Будущее имеет привилегированный статус в нашей культуре. Оно предвкушается нами, и оно рано или поздно случается с нами, — его много, бесконечно много. Может быть, поэтому проекции «космизма» в будущее, как бы фантастически они ни звучали, были сравнительно легко признаны. Пусть в них и не «верят», но они прекрасно умещаются в тщательно оберегаемый набор «утопий», «Парк аттракционов “Утопия”», куда иногда заходит любой желающий и куда специально водят экскурсии студентов и школьников, чтобы в очередной раз убедиться, с одной стороны, что горение человеческой фантазии еще продолжается, а с другой — что оно более никого не обжигает. Одних будущее интересует в логике накопления, других — в алгоритмике изменения (когда «мы все сделаем на этот раз правильно»).

Прошлое же принадлежит или узким специалистам, или носителям религиозного сознания, в том числе тем, кто свое несогласие с итогами исторических событий лелеет с квазирелигиозным трепетом, являясь, так сказать, адептами светского культа реванша прошлого в настоящем (потому их иногда и называют «вечно вчерашние»). Поэтому призыв Федорова к воскрешению давно умерших, возвращению всех умерших к жизни научно-техническими силами самого человечества не вмещается в сознание, неприемлем, невозможен для абсолютного большинства, как невозможно междометие «ах» в математическом трактате.

Василий Чекрыгин. Воскрешение. 1920–1922. Государственная Третьяковская галерея, Москва

Тем важнее проследить, как постепенно возникает и какие аргументы разрабатывает материалистическая концепция телесного воскрешения мертвых. (Речь, несомненно, может идти только о самых предварительных и общих интервенциях в эту тему.) Как уже не раз сказано, надеждой на победу над смертью пропитана вся история человечества (эта надежда, можно сказать, является составной частью самогó определения человеческого). Теперь надо задаться вопросом: каким «чудом» рождалось осознание, что эта победа должна быть осуществлена самим человечеством?

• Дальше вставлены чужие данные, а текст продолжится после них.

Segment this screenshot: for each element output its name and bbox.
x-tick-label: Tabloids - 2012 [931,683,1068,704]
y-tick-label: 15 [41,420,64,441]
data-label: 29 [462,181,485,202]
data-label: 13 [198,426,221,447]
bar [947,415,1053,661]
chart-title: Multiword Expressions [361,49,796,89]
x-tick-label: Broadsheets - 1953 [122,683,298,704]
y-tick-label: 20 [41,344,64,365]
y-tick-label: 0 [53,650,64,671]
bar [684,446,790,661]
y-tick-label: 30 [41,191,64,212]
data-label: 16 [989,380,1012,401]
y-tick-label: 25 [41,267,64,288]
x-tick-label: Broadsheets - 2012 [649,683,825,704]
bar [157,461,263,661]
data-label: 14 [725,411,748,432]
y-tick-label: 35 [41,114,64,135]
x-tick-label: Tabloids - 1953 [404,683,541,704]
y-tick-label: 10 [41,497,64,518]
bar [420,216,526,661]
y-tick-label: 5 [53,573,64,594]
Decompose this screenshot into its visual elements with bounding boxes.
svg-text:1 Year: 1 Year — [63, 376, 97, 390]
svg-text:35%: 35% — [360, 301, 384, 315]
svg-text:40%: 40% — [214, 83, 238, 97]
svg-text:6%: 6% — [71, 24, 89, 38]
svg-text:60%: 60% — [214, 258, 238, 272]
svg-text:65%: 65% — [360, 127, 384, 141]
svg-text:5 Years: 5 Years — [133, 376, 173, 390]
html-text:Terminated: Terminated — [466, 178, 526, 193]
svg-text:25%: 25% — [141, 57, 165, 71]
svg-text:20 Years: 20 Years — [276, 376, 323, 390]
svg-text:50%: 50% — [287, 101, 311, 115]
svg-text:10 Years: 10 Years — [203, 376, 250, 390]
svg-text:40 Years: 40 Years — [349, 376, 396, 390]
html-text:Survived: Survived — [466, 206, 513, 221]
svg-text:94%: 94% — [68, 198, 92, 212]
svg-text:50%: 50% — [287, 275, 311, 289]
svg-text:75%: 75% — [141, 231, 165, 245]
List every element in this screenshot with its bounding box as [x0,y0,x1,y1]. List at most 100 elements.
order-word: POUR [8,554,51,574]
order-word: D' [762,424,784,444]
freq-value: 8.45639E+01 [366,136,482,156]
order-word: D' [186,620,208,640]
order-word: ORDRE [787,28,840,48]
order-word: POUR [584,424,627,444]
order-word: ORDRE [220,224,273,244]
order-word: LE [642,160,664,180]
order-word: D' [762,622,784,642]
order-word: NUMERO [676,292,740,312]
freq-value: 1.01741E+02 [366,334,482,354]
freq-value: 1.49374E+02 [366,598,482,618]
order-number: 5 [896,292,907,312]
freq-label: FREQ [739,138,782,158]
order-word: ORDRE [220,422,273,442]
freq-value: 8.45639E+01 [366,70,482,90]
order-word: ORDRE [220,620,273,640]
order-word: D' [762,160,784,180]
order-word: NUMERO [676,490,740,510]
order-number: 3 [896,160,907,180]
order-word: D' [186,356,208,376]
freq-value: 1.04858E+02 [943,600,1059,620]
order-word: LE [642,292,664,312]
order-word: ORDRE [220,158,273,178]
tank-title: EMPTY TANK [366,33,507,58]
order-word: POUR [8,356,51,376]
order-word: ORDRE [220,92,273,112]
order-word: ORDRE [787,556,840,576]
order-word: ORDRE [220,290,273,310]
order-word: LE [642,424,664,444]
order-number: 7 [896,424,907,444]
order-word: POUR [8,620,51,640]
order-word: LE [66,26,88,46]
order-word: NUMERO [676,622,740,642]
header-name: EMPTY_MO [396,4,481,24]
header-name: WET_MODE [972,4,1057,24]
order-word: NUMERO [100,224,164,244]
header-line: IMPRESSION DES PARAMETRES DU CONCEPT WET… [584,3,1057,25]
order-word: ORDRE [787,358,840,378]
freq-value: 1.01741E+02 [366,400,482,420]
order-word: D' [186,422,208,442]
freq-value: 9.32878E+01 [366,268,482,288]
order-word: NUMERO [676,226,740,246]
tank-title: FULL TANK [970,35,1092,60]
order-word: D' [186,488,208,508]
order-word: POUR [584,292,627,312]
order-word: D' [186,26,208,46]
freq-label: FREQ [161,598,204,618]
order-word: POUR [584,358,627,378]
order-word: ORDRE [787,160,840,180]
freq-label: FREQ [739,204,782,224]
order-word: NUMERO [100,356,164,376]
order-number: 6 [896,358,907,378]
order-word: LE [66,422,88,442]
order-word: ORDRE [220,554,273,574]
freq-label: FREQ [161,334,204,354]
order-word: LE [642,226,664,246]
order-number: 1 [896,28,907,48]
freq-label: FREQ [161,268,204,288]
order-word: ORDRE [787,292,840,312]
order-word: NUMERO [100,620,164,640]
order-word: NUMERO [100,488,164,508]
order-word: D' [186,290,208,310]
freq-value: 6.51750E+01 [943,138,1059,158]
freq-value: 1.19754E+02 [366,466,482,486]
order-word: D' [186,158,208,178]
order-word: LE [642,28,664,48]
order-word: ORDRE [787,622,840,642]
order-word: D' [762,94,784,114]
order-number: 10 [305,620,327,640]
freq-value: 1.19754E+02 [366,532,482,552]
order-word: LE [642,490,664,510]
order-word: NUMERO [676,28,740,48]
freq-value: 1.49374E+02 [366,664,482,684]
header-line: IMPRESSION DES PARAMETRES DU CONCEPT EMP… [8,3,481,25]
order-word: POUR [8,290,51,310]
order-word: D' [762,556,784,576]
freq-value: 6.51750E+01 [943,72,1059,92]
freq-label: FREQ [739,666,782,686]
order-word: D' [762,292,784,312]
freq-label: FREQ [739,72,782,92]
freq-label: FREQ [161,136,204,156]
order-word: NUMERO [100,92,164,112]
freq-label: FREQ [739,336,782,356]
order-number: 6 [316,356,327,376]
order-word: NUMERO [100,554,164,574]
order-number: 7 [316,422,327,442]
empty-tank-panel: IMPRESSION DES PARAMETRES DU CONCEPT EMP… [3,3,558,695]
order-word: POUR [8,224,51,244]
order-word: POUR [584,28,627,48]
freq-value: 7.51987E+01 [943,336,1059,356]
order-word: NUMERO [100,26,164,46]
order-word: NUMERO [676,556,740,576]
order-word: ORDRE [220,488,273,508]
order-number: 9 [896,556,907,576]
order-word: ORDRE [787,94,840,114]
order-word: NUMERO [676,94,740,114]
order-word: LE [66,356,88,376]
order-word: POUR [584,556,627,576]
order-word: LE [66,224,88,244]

Как рождается материалистическая не теория даже, а предпосылка для будущей теории — та плодородная почва, в которую позже предстоит быть брошенным зерну научно-практического не действия даже, а интенции такого действия?

Рождение материализма из духа

Само собой разумеется, что первый среди неравных в этой истории — Николай Федорович Федоров. Так же понятно (и отчасти уже доказано комментаторами [1]), что гений Федорова, как и любой другой гений, — не функция креационистского мифа о творении из ничего: он яснее других отдавал себе отчет в том, что стоит на плечах гигантов. Подчеркивает это страсть Федорова к собственной анонимности, к стиранию своего имени, к умалению своего персонального значения (при жизни он не опубликовал ни одного текста под собственным именем).

Здесь нет возможности (и главное — необходимости) хотя бы бегло реконструировать всю всеохватывающую, «вселенскую» концепцию Федорова, какой она предстает перед нами: от изменения человеческого тела до изменения космоса, от реформы письменности до перестройки планеты, от трансформации семьи до модификации самих принципов организации человечества.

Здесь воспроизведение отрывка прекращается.